Hypoxic pulmonary hypertension complicates many primary respiratory and cardiac conditions. To define the potential role of endothelial nitric oxide (NO) further in both the acute and chronic forms of this disorder, we determined the effects of acute changes in O2 in vitro and prolonged variations in O2 in vivo on endothelial NO production in rat main pulmonary arteries. NO production was assessed by measuring segment cyclic GMP synthesis, which was dependent on the presence of the endothelium and on NO synthase and soluble guanylate cyclase activity. With an acute decrease in pO2 in vitro from 150 to 40 mm Hg, basal endothelial NO production was attenuated by 52%. NO production stimulated by acetylcholine (ACh) or A23187, however, was not altered, suggesting that the underlying mechanism involves acute changes in endothelial intracellular calcium homeostasis or in the production or action of a local activator of endothelial NO synthase.
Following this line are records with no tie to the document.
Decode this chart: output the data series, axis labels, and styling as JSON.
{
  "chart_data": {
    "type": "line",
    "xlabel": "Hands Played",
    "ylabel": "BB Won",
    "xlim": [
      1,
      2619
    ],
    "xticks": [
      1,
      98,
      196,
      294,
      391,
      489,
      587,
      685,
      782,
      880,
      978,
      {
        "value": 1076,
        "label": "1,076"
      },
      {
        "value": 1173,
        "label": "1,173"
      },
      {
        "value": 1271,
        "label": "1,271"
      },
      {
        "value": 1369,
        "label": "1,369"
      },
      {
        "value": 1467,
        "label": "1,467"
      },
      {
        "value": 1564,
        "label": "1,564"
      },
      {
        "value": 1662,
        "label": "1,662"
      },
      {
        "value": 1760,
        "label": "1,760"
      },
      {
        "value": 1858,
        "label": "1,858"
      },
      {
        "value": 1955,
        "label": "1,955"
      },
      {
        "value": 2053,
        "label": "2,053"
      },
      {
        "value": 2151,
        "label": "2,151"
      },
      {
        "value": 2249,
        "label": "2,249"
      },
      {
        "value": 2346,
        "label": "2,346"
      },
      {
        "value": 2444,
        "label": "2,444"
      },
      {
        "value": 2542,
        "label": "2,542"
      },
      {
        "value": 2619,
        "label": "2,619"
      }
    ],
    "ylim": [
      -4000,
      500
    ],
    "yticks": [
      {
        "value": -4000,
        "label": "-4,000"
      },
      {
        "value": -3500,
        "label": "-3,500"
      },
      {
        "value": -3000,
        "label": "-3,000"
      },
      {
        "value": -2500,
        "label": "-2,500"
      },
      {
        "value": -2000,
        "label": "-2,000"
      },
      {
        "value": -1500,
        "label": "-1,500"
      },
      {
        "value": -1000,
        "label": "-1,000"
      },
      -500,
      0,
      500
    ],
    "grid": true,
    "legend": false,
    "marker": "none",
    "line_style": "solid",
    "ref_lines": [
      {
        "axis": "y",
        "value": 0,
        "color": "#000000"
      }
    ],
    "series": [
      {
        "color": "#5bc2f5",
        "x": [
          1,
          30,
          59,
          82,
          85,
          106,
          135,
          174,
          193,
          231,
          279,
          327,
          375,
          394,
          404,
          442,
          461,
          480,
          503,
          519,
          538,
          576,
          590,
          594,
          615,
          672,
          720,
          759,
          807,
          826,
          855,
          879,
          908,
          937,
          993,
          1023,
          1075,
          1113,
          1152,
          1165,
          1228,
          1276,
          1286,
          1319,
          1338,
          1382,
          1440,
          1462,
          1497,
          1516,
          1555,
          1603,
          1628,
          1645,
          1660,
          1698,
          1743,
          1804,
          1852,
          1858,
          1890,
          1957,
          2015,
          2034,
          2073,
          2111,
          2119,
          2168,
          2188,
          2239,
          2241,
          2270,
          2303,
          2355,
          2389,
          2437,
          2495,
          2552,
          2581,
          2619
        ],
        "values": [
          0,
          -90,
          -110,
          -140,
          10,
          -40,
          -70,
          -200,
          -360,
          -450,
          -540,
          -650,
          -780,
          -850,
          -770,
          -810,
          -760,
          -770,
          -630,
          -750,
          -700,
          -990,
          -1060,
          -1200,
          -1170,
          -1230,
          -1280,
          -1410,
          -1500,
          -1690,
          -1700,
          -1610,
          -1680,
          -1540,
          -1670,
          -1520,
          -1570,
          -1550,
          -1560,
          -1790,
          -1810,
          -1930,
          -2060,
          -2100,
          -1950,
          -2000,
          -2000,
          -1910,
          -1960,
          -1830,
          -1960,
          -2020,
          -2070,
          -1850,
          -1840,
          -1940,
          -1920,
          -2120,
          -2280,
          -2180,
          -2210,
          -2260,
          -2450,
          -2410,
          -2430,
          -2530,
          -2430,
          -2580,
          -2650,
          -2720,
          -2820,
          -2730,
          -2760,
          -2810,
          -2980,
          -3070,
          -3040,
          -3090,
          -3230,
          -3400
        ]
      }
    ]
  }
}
Although prolonged hypoxia in vivo (7 days) also caused a 52% decrease in basal endothelial NO production, ACh- and A23187-stimulated production were diminished as well, by 69 and 73%, respectively; the attenuation in NO production was evident when tested at high pO2 in vitro, was not altered by exogenous L-arginine, and was reversed by 3 days of normoxic recovery, indicating that the chronic process may involve diminished availability of cofactor(s) required for NO synthase activity. Parallel studies of aortic segments showed that these effects are specific to the pulmonary endothelium. Thus, both acute and prolonged hypoxia selectively attenuate pulmonary endothelial NO production by different mechanisms.